Neue Gesetze: Richter sollen gewalttätige Eltern von Kindern trennen können
Emma KochNeue Gesetze: Richter sollen gewalttätige Eltern von Kindern trennen können
Bundesjustizministerium plant neue Gesetze zum Schutz von Kindern vor häuslicher Gewalt
Nach den Plänen des Justizministeriums sollen Richter gewalttätige Eltern von ihren Kindern fernhalten können – selbst wenn sich die Gewalt nicht direkt gegen das Kind richtete. Bundesjustizministerin Stefanie Hubig (SPD) betont, dass das Miterleben von Familiengewalt Kinder tiefgreifend schädige.

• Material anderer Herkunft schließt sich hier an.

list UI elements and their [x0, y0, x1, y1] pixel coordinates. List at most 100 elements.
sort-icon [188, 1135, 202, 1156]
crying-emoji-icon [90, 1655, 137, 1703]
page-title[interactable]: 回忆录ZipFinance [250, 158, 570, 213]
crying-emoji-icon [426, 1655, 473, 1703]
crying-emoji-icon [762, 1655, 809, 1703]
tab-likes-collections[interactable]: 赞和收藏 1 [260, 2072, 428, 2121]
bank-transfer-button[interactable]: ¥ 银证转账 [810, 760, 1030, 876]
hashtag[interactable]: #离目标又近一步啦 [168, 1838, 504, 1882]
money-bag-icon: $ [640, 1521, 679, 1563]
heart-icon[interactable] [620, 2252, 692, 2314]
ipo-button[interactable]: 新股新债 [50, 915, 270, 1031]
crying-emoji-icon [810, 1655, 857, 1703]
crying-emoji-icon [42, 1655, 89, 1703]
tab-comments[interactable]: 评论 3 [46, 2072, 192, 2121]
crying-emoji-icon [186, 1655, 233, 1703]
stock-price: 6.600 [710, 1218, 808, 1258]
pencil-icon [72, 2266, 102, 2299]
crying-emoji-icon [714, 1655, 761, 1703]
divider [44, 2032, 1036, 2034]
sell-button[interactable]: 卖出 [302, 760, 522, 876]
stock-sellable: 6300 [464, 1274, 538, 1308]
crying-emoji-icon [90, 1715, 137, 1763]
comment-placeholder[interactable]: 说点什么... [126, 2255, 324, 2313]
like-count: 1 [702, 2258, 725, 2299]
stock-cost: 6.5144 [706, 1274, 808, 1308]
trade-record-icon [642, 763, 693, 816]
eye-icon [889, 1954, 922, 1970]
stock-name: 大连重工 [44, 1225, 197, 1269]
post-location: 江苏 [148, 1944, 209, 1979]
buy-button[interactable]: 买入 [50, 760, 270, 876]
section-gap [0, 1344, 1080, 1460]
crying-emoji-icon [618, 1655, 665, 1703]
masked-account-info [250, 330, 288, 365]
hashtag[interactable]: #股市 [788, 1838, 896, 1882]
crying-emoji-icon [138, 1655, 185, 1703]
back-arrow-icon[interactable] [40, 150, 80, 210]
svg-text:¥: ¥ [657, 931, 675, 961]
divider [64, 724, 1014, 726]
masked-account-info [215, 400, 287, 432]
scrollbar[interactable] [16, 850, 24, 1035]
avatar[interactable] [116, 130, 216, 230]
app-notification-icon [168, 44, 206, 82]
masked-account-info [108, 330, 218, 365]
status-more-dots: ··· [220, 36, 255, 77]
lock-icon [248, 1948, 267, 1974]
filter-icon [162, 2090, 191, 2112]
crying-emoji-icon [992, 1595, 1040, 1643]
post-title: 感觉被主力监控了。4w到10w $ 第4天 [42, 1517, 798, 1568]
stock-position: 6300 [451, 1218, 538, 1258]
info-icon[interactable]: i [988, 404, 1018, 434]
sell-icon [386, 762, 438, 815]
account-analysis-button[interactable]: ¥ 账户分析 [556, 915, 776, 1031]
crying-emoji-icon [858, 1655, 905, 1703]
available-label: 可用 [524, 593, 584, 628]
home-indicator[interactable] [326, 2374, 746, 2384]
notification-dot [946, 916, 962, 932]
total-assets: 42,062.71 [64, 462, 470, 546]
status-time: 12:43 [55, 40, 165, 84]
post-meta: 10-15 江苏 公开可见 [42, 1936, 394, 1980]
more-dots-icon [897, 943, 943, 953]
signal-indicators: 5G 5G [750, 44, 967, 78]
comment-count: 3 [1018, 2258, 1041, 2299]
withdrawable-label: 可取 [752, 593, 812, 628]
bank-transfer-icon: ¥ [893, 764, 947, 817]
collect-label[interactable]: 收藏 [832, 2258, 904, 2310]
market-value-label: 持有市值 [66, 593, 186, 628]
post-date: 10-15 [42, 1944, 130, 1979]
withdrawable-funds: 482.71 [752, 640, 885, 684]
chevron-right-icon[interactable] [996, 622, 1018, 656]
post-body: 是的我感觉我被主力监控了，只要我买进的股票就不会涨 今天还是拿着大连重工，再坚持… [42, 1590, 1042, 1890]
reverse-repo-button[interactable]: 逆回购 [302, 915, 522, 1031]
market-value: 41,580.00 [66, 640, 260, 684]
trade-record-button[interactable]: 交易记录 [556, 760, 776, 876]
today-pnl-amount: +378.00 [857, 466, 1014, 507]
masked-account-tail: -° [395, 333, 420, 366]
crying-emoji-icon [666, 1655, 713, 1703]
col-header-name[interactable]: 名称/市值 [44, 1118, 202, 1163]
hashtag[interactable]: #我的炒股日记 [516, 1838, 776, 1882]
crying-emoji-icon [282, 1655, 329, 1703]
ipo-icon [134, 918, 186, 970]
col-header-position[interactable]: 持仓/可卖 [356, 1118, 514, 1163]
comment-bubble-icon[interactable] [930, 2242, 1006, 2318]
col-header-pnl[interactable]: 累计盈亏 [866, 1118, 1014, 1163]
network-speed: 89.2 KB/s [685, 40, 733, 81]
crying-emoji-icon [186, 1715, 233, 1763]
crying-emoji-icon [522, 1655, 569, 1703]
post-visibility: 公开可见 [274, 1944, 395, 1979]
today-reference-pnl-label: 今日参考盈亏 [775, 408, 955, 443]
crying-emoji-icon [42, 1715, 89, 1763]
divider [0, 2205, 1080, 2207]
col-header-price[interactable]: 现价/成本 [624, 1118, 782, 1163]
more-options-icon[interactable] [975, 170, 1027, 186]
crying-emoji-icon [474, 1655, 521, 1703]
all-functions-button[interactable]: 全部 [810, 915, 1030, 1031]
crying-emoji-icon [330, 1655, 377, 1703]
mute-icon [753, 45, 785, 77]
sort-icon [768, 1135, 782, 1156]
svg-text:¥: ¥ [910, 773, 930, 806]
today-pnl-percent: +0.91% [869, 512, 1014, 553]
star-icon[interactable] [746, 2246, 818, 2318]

Die geplante Reform würde Familiengerichten die Möglichkeit geben, vorübergehende oder dauerhafte Kontaktverbote zwischen misshandeln Eltern und ihren Kindern zu verhängen. Die Gerichte müssten jeden Fall einzeln prüfen und dabei Art, Schwere und Häufigkeit der Gewalt sowie das Wiederholungsrisiko bewerten. Automatische Kontaktverbote sind nicht vorgesehen.

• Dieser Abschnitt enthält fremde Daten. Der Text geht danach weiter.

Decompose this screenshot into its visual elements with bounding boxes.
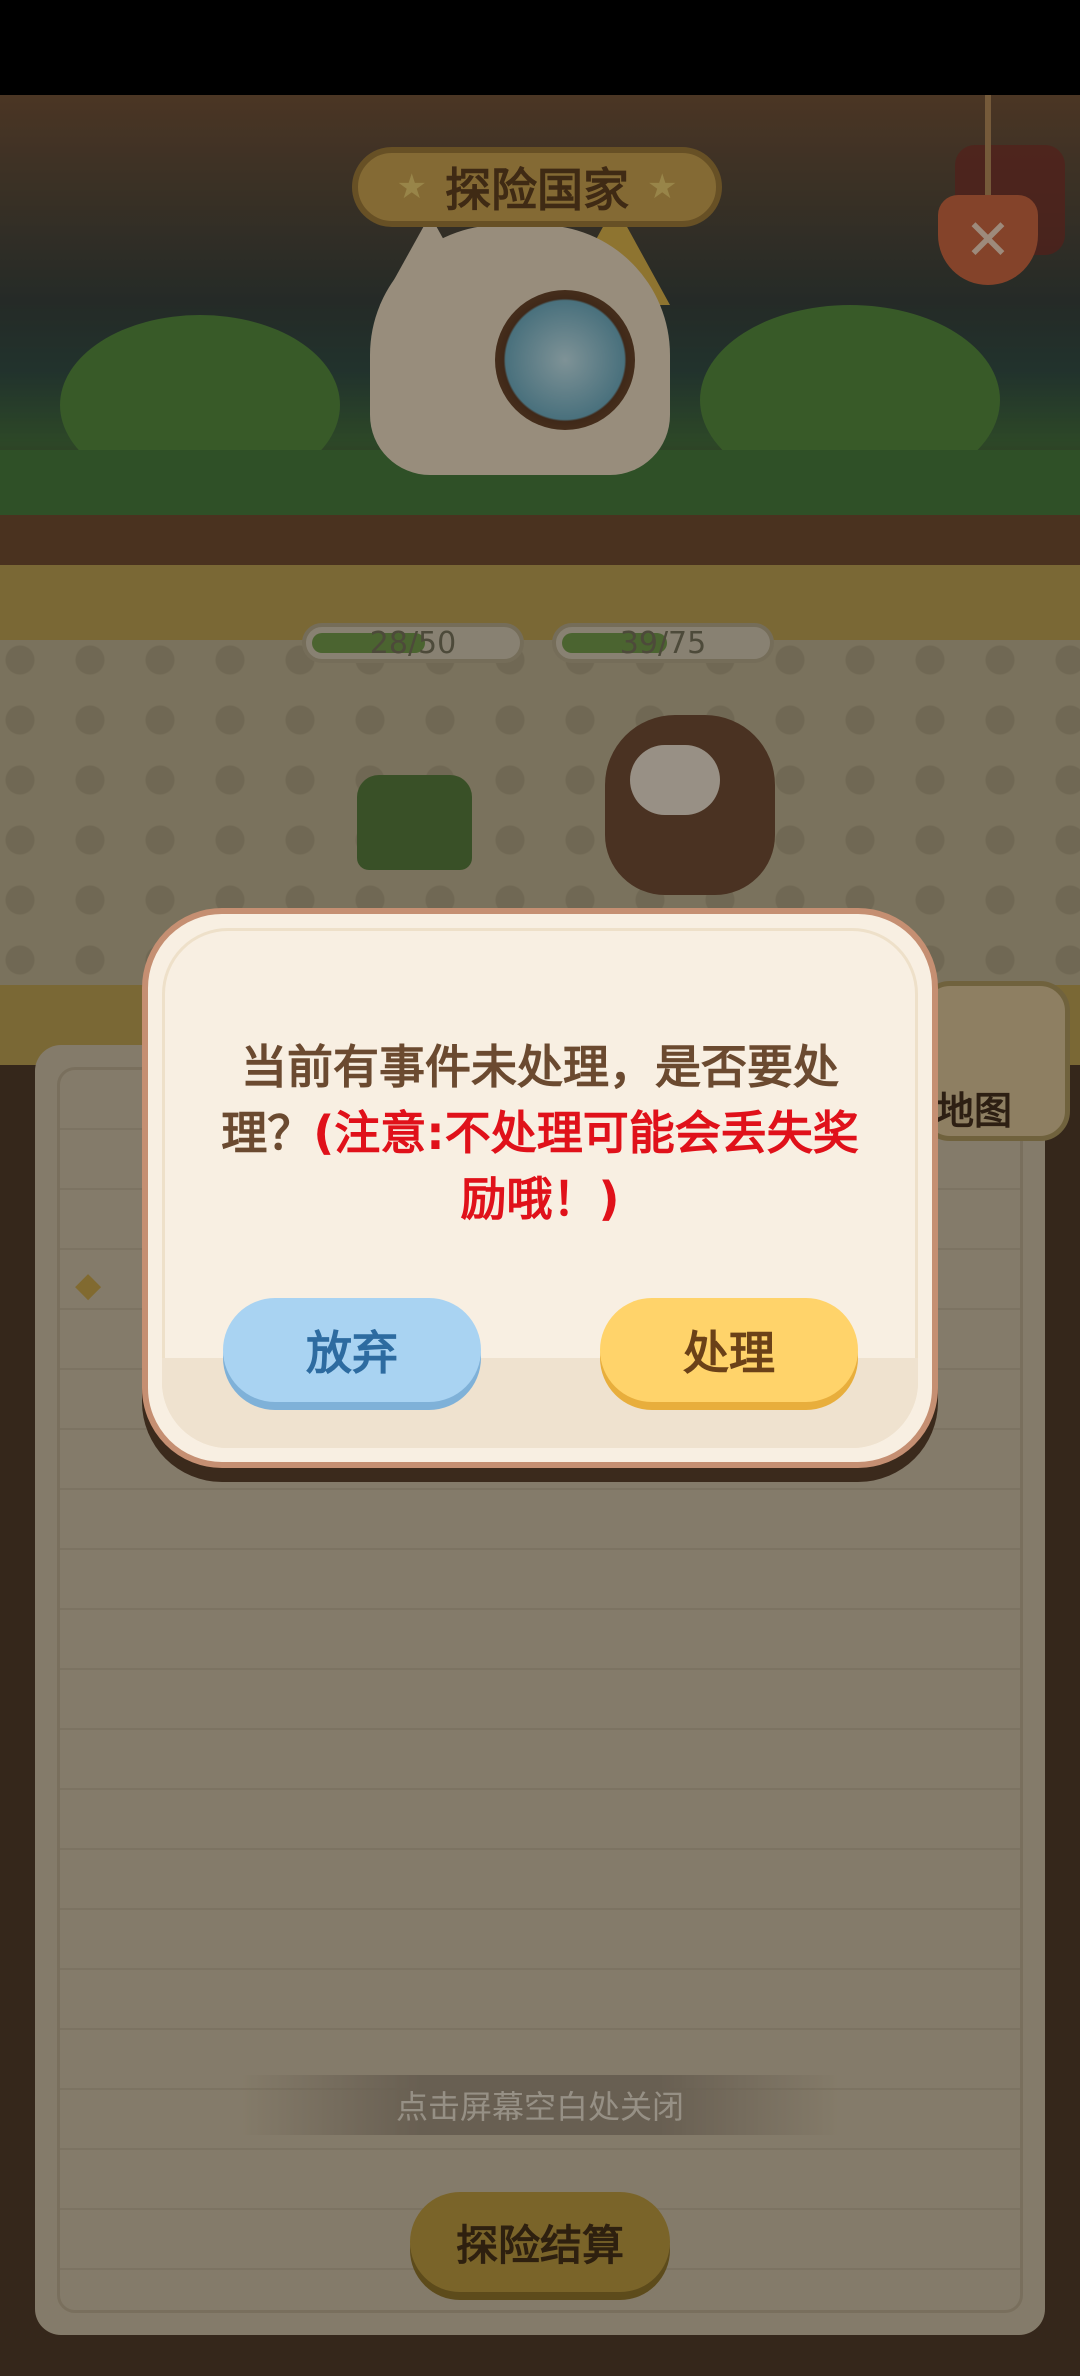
player-hp-text: 39/75: [619, 625, 707, 661]
dialog-message: 当前有事件未处理，是否要处理？(注意:不处理可能会丢失奖励哦！): [208, 1034, 872, 1232]
handle-button[interactable]: 处理: [600, 1298, 858, 1402]
dialog-warning-text: (注意:不处理可能会丢失奖励哦！): [313, 1106, 859, 1226]
enemy-hp-text: 28/50: [369, 625, 457, 661]
abandon-button[interactable]: 放弃: [223, 1298, 481, 1402]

In weniger schweren Fällen könnten auch kontrollierte Besuchsregelungen angeordnet werden, sofern die Umstände dies zulassen. Ziel ist es, Opfer zu schützen – selbst wenn die Gewalt nicht unmittelbar gegen das Kind gerichtet war. Laut Ministerium leiden Kinder, die häusliche Gewalt miterleben, oft unter langfristigen Folgen.
Falls der Entwurf verabschiedet wird, könnten Richter in Fällen von häuslicher Gewalt wirksamer eingreifen. Die neuen Regeln sollen die Sicherheit des Kindes in den Mittelpunkt stellen, während die Entscheidungen individuell auf die jeweilige Familiensituation zugeschnitten bleiben. Die Gerichte behielten dabei Spielraum, um je nach Gefahrenlage angemessene Maßnahmen zu ergreifen.